Лепрозорий в горах Гуммы, должно быть, засыпан глубоким снегом. Завтра или послезавтра я туда отправлюсь.
Горькая усмешка искривила мои губы. Обгоняя меня, мимо спешили прохожие.
Дзюнко Инадзава
День танцующего ветра
Этой весной Такако неожиданно выпала возможность подработать. В управлении по недвижимому имуществу. И не в какой-нибудь крохотной конторе, где день-деньской проходит в хлопотах, чтобы сдать комнатушку размером в четыре — шесть дзё какому-нибудь студенту или клерку, а в солидном учреждении. Офис этого управления помещался в здании делового типа, и занималось оно посредничеством при купле-продаже земли и строений.
Такако была студенткой и, разумеется, не имела никакого отношения к подобным делам. Ее обязанности заключались в том, чтобы отвечать на телефонные звонки. В фирму часто звонили клиенты, а если использовать автомат, непременно выгодного заказчика потеряешь; аппарат ведь может только записать, что клиенту надо, — в общем, по телефону должен отвечать человек. В комнате сидел управляющий да Такако; фирма переживала не лучшие дни. Управляющему, Эндо, уже за сорок. Собственно, в конторе его почти не было видно. Все носился где-то, демонстрировал клиентам их будущее приобретение, потом приводил их для оформления сделки в офис, где оформлялись бумаги и вносился задаток.

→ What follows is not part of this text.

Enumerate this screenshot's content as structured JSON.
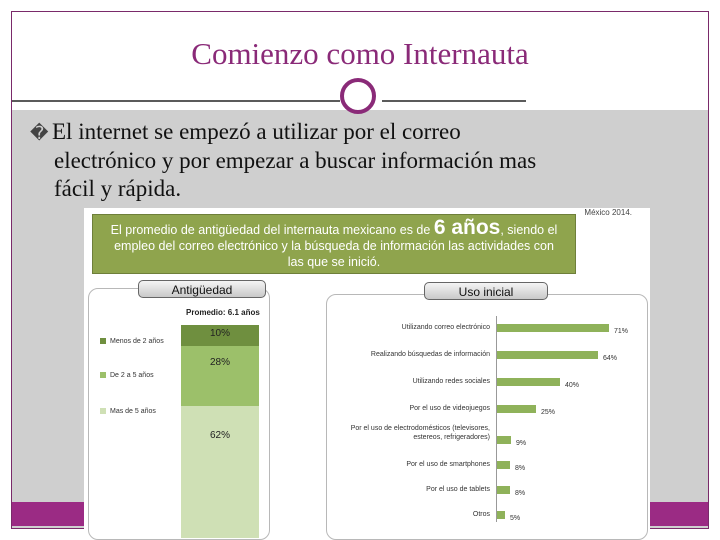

В конторе царила мертвая тишина. Телефон звонил всего несколько раз в день. При таком избытке досуга постоянную беготню шефа по городу можно было объяснить разве только тем, что он посредничал еще в какой-нибудь большой фирме.
Такако весь день была предоставлена самой себе и могла спокойно читать. При этом ей платили 90 тысяч иен в месяц, что было совсем недурно.
Да, конечно, недурно, но узнай ее родители в деревне, что она подрабатывает, дежуря у телефона, встревожились бы не на шутку. Токио — место недоброе, негоже туда отпускать дочь, считали они; особенно упрямился отец. Хочешь учиться — зачем непременно в Токио, почему бы не поступить в префектуральный университет, говорил он. Нынче настоящее студенчество только и осталось что в провинции — и приводил в пример чью-то дочку, которая поехала в Токио, сделалась франтихой, а вернувшись, привезла с собой охапку журналов фривольного содержания. Да и парни не лучше, все они бездельники и лоботрясы. Да, таких в наше время называли лоботрясами, говорил отец. Даже при подъеме экономики и росте зарплаты отец на бумажной фабрике зарабатывал совсем немного, и Такако решила про себя, что уж она-то не будет вести такую жизнь, как другие студенты.
И вдруг прошлой зимой, когда она перешла на второй курс, Такако рассорилась с отцом.
Это произошло в конце семестра, когда она приехала домой после экзаменов. Такако вдруг объявила матери, что хочет бросить университет. Она собиралась поговорить об этом мягко, якобы испрашивая совета. И именно мягкостью тона привлечь мать на свою сторону. Однако, может быть от осознания важности момента, она невольно так разволновалась, что язык перестал ее слушаться, заранее намеченной тактики не вышло, и получилась декларация в чистом виде.